Die Abteilung für Innere Medizin und Gastroenterologie unter der Leitung von Chefarzt Dr. med. Mathias Grohmann und Leitendem Oberarzt Dr. med. Uli Mohren hat hierfür einen speziellen Endoskopaufsatz eingeführt: das FTRD® System (engl. Full-Thickness Resection Device).

„Normalerweise entstehen Krebsvorstufen aus der Schleimhaut," schildert Dr. Grohmann. „Es gibt aber auch schwierig zu entfernende Polypen und Frühformen von Tumoren, submuköse Tumoren (lat. mucosa, Schleimhaut) wie beispielsweise Stromatumoren, die unterhalb der Schleimhaut aus der Muskulatur entstehen."

Diese waren vorher nur mittels Operation entfernbar. „Früher ging es nach der Biopsie, also der Entnahme einer Gewebeprobe, für die Endoskopie nicht weiter", blickt Chefarzt Dr. Grohmann zurück. „Mit der EFTR-Methode hingegen haben wir nun direkten Zugang zum Gewebe und entfernen bis zu zwei Zentimeter große Tumore und Polypen mit umliegendem Gewebe und allen Schichten."

Die Vorbereitungen für den Eingriff, der im Rahmen eines kurzen stationären Aufenthalts stattfindet, sind wie bei herkömmlichen Endoskopien: Darmreinigung mit Trinklösung für gute Sicht und Sedierung, damit der Eingriff nicht wahrgenommen wird. Mit einer endoskopisch eingeführten Greifzange wird das erkrankte Gewebe gefasst und vollständig in die Instrumentenkappe gezogen. Verschlossen wird die Stelle mit einem körperverträglichen Metallclip. Unterhalb davon wird der Befund abgetrennt und geborgen. Die Risiken sind laut Studien nicht höher als bei anderen endoskopischen Abtragungstechniken.
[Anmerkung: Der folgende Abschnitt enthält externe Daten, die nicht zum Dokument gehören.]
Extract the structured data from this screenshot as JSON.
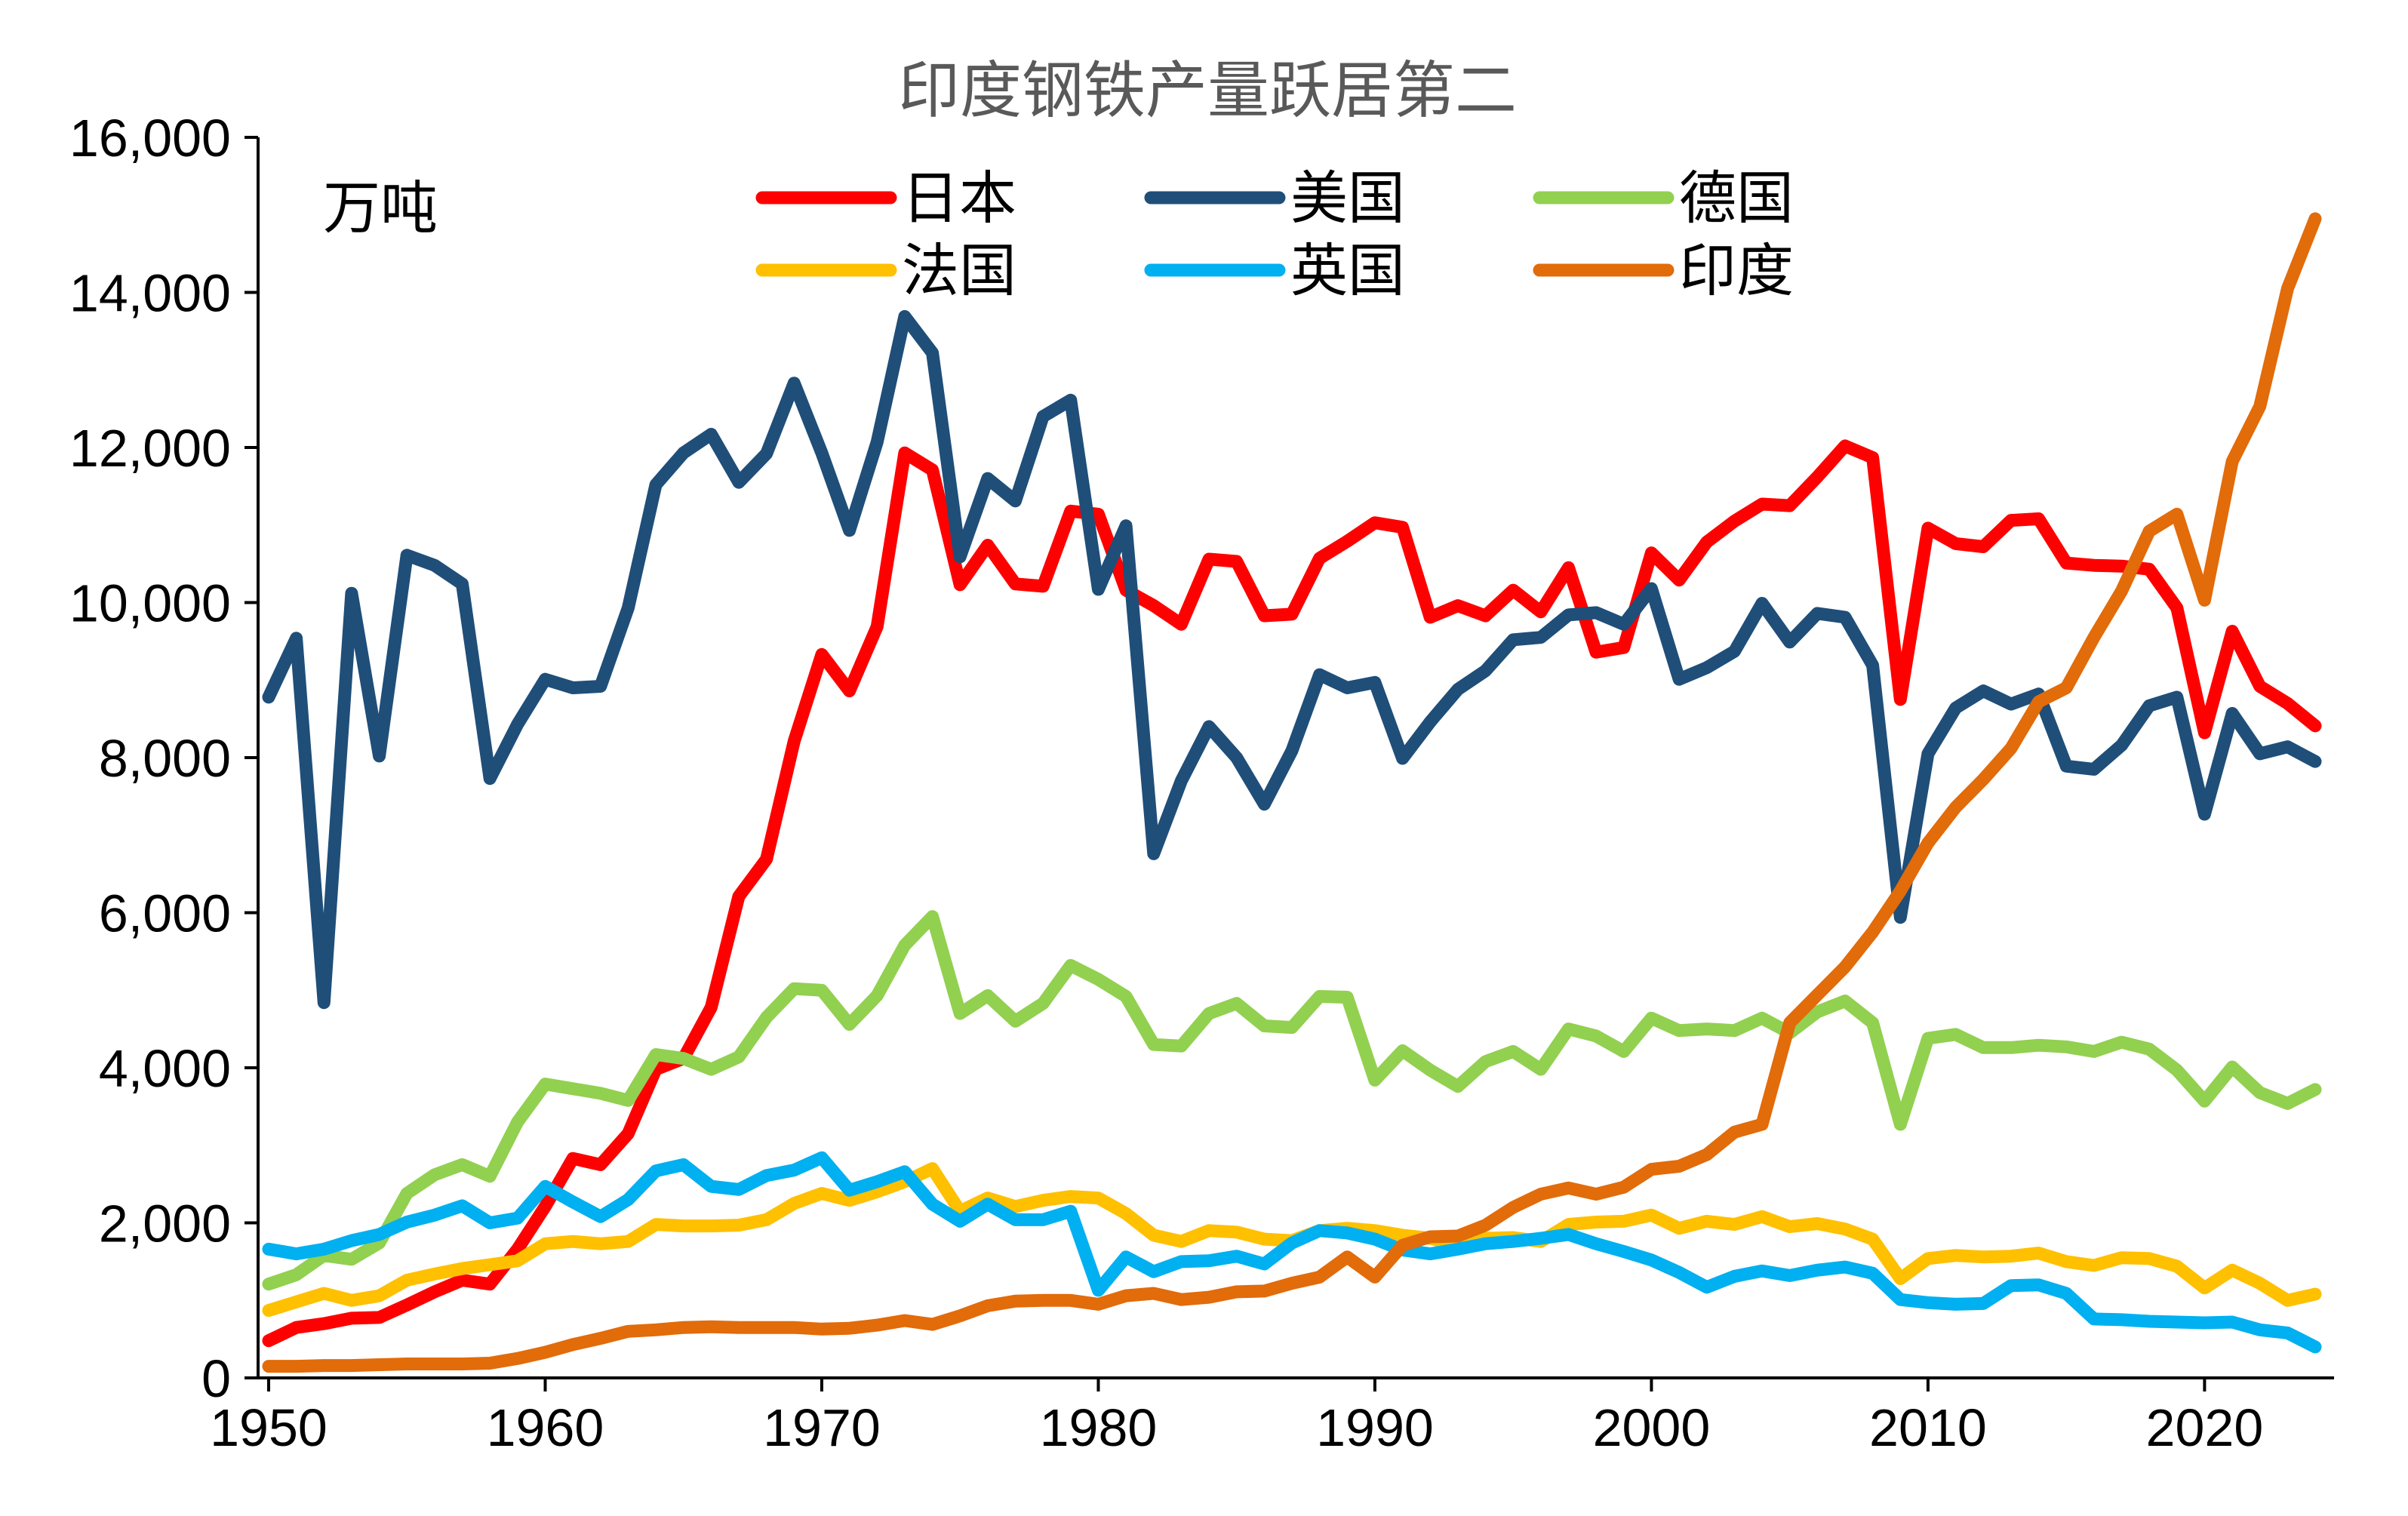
{
  "chart_data": {
    "type": "line",
    "title": "印度钢铁产量跃居第二",
    "unit_label": "万吨",
    "ylabel": "万吨",
    "xlabel": "",
    "xlim": [
      1950,
      2024
    ],
    "ylim": [
      0,
      16000
    ],
    "x_ticks": [
      1950,
      1960,
      1970,
      1980,
      1990,
      2000,
      2010,
      2020
    ],
    "y_ticks": [
      0,
      2000,
      4000,
      6000,
      8000,
      10000,
      12000,
      14000,
      16000
    ],
    "y_tick_labels": [
      "0",
      "2,000",
      "4,000",
      "6,000",
      "8,000",
      "10,000",
      "12,000",
      "14,000",
      "16,000"
    ],
    "legend_position": "top",
    "x": [
      1950,
      1951,
      1952,
      1953,
      1954,
      1955,
      1956,
      1957,
      1958,
      1959,
      1960,
      1961,
      1962,
      1963,
      1964,
      1965,
      1966,
      1967,
      1968,
      1969,
      1970,
      1971,
      1972,
      1973,
      1974,
      1975,
      1976,
      1977,
      1978,
      1979,
      1980,
      1981,
      1982,
      1983,
      1984,
      1985,
      1986,
      1987,
      1988,
      1989,
      1990,
      1991,
      1992,
      1993,
      1994,
      1995,
      1996,
      1997,
      1998,
      1999,
      2000,
      2001,
      2002,
      2003,
      2004,
      2005,
      2006,
      2007,
      2008,
      2009,
      2010,
      2011,
      2012,
      2013,
      2014,
      2015,
      2016,
      2017,
      2018,
      2019,
      2020,
      2021,
      2022,
      2023,
      2024
    ],
    "series": [
      {
        "name": "日本",
        "color": "#ff0000",
        "values": [
          480,
          650,
          700,
          770,
          780,
          940,
          1110,
          1260,
          1210,
          1660,
          2210,
          2830,
          2750,
          3150,
          3980,
          4120,
          4780,
          6210,
          6690,
          8210,
          9330,
          8860,
          9690,
          11930,
          11710,
          10230,
          10740,
          10240,
          10210,
          11180,
          11140,
          10160,
          9960,
          9720,
          10560,
          10530,
          9830,
          9850,
          10570,
          10790,
          11030,
          10970,
          9810,
          9960,
          9830,
          10160,
          9880,
          10450,
          9360,
          9420,
          10640,
          10290,
          10780,
          11050,
          11270,
          11250,
          11620,
          12020,
          11870,
          8750,
          10960,
          10760,
          10720,
          11060,
          11080,
          10510,
          10480,
          10470,
          10430,
          9930,
          8320,
          9630,
          8920,
          8700,
          8410
        ]
      },
      {
        "name": "美国",
        "color": "#1f4e79",
        "values": [
          8780,
          9540,
          4840,
          10120,
          8020,
          10610,
          10480,
          10240,
          7730,
          8430,
          9010,
          8900,
          8920,
          9930,
          11520,
          11930,
          12170,
          11550,
          11920,
          12830,
          11930,
          10930,
          12070,
          13690,
          13220,
          10590,
          11600,
          11310,
          12400,
          12610,
          10170,
          10990,
          6760,
          7700,
          8400,
          8000,
          7400,
          8090,
          9070,
          8900,
          8970,
          7990,
          8460,
          8880,
          9120,
          9520,
          9550,
          9840,
          9870,
          9720,
          10180,
          9010,
          9160,
          9370,
          9990,
          9490,
          9860,
          9810,
          9190,
          5940,
          8050,
          8640,
          8860,
          8690,
          8820,
          7890,
          7850,
          8160,
          8670,
          8780,
          7270,
          8570,
          8050,
          8140,
          7950
        ]
      },
      {
        "name": "德国",
        "color": "#92d050",
        "values": [
          1210,
          1330,
          1580,
          1530,
          1740,
          2380,
          2620,
          2750,
          2600,
          3300,
          3790,
          3730,
          3670,
          3580,
          4170,
          4120,
          3980,
          4140,
          4650,
          5020,
          5000,
          4560,
          4930,
          5580,
          5950,
          4700,
          4930,
          4600,
          4830,
          5320,
          5140,
          4920,
          4300,
          4280,
          4700,
          4830,
          4540,
          4520,
          4920,
          4910,
          3840,
          4220,
          3970,
          3760,
          4080,
          4210,
          3980,
          4500,
          4410,
          4210,
          4640,
          4480,
          4500,
          4480,
          4640,
          4450,
          4720,
          4860,
          4580,
          3270,
          4380,
          4430,
          4260,
          4260,
          4290,
          4270,
          4210,
          4330,
          4240,
          3970,
          3570,
          4010,
          3680,
          3540,
          3720
        ]
      },
      {
        "name": "法国",
        "color": "#ffc000",
        "values": [
          870,
          980,
          1090,
          1000,
          1060,
          1260,
          1340,
          1410,
          1460,
          1510,
          1730,
          1760,
          1730,
          1760,
          1980,
          1960,
          1960,
          1970,
          2040,
          2250,
          2380,
          2290,
          2400,
          2530,
          2700,
          2150,
          2320,
          2210,
          2290,
          2340,
          2320,
          2120,
          1840,
          1760,
          1900,
          1880,
          1790,
          1770,
          1900,
          1930,
          1900,
          1840,
          1800,
          1710,
          1800,
          1810,
          1760,
          1980,
          2010,
          2020,
          2100,
          1930,
          2020,
          1980,
          2080,
          1950,
          1990,
          1920,
          1790,
          1280,
          1540,
          1580,
          1560,
          1570,
          1610,
          1500,
          1450,
          1550,
          1540,
          1440,
          1160,
          1390,
          1220,
          1000,
          1080
        ]
      },
      {
        "name": "英国",
        "color": "#00b0f0",
        "values": [
          1660,
          1600,
          1660,
          1770,
          1850,
          2010,
          2100,
          2220,
          2000,
          2060,
          2470,
          2270,
          2080,
          2300,
          2670,
          2750,
          2470,
          2430,
          2610,
          2680,
          2840,
          2420,
          2530,
          2660,
          2240,
          2020,
          2240,
          2040,
          2040,
          2150,
          1130,
          1560,
          1370,
          1500,
          1510,
          1570,
          1470,
          1740,
          1900,
          1870,
          1790,
          1650,
          1600,
          1660,
          1730,
          1760,
          1800,
          1850,
          1730,
          1630,
          1520,
          1360,
          1170,
          1310,
          1380,
          1320,
          1390,
          1430,
          1350,
          1010,
          970,
          950,
          960,
          1190,
          1200,
          1090,
          760,
          750,
          730,
          720,
          710,
          720,
          620,
          580,
          400
        ]
      },
      {
        "name": "印度",
        "color": "#e26b0a",
        "values": [
          150,
          150,
          160,
          160,
          170,
          180,
          180,
          180,
          190,
          250,
          330,
          430,
          510,
          600,
          620,
          650,
          660,
          650,
          650,
          650,
          630,
          640,
          680,
          740,
          690,
          800,
          930,
          990,
          1000,
          1000,
          950,
          1060,
          1090,
          1010,
          1040,
          1110,
          1120,
          1220,
          1300,
          1560,
          1300,
          1710,
          1820,
          1830,
          1970,
          2200,
          2370,
          2450,
          2370,
          2460,
          2690,
          2730,
          2880,
          3170,
          3270,
          4580,
          4940,
          5300,
          5750,
          6280,
          6900,
          7360,
          7720,
          8120,
          8720,
          8900,
          9550,
          10150,
          10920,
          11140,
          10030,
          11820,
          12530,
          14050,
          14950
        ]
      }
    ]
  }
}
Unabhängig vom Ergebnis der pathologischen Untersuchung des eingeschickten Gewebes ist Patienten mit einer EFTR in jedem Fall weitergeholfen. „Bestenfalls bleiben den Patienten dank EFTR weiterführende Untersuchungen erspart, schlimmstenfalls eine Operation unter Vollnarkose", fasst Leitender Oberarzt Dr. Mohren zusammen. Selbst bei einem Krebsbefund meldet die Pathologie nach einer EFTR in aller Regel: „Tumorentfernung im Gesunden", also vollständige Entfernung inklusive umliegendem Gewebe als Sicherheitsabstand, um ein Weiterwachsen verbliebener Krebszellen zu verhindern. Dank Anbindung an ein Tumorboard und allen Möglichkeiten der Tumornachsorge stehen die Gastroenterologen der Klinik Bogen auch nach einem Krebsbefund weiterhin als Ansprechpartner zur Verfügung.